Dennis Quaid Writes Article Detailing Cocaine Past
(HMG Celebrity News) – Actor Dennis Quaid who stars in this month’s ‘Soul Surfer,’ is doing the interview circuit but wrote his own article about his “biggest mistake” in life and it admits it was his addiction to cocaine. In a candid guest article for Newsweek, Quaid reveals he was introduced to the social drug when he moved from Houston to LA in 1974. “It was very casual at first,” he says of his drug use. “That’s what people were doing when they were at parties. Cocaine was even in the budgets of movies, thinly disguised.”
“It was supplied, basically, on movie sets because everyone was doing it,” he continues. “People would make deals. Instead of having a cocktail, you’d have a line.”
Quaid earned himself a reputation as a Hollywood bad boy as a result of his addiction but the drugs also contributed to his inability to handle his new fame and he didn’t like the person he had become.
“I was doing my best imitation of an asshole there for a little while, trying to pretend everything was OK,” he reveals. “Meanwhile my life was falling apart, and I noticed it myself, but I was hoping everyone else didn’t.”
“By the time I was doing The Big Easy, in the late 1980s, I was a mess…I’d wake up, snort a line, and swear I wasn’t going to do it again that day. But then 4 o’clock rolled around, and I’d be right back down the same road like a little squirrel on one of those treadmills.”

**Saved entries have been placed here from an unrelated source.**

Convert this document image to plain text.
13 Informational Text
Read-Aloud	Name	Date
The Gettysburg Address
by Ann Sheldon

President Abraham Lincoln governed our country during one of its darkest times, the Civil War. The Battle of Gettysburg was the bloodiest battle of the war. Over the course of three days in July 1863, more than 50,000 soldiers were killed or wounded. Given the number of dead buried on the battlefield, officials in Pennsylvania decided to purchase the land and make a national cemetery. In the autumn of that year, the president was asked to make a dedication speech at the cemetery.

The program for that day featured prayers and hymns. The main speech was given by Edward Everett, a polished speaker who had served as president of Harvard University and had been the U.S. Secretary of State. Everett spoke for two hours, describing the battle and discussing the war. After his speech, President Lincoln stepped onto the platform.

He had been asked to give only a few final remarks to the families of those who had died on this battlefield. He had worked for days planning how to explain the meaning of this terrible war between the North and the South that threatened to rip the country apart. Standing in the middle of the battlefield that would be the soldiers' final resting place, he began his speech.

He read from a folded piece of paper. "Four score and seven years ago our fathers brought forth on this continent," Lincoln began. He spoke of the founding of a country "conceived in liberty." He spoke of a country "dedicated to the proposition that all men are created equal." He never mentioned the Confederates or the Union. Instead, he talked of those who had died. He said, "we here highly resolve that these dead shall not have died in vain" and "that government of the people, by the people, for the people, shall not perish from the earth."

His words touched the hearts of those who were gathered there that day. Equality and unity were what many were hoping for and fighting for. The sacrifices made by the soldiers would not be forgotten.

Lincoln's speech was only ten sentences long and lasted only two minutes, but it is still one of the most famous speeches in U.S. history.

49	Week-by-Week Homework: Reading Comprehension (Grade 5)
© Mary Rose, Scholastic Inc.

His epiphany to quit drugs came after his band, the Eclectics, broke up after a “crazy” show, and Quaid realized it was time to make a change.
“I had one of those white-light experiences that night where I kind of realized I was going to be dead in five years if I didn’t change my ways. The next day I was in rehab,” he writes.
Quaid managed to beat his drug demons and went on to rebuild his career in the 1990s.
“That time in my life — those years in the ’90s recovering — actually chiseled me into a person. It gave me the resolve and a resilience to persevere in life. If I hadn’t gone through that period, I don’t know if I’d still be acting. In the end, it taught me humility. I really learned to appreciate what I have in this life.”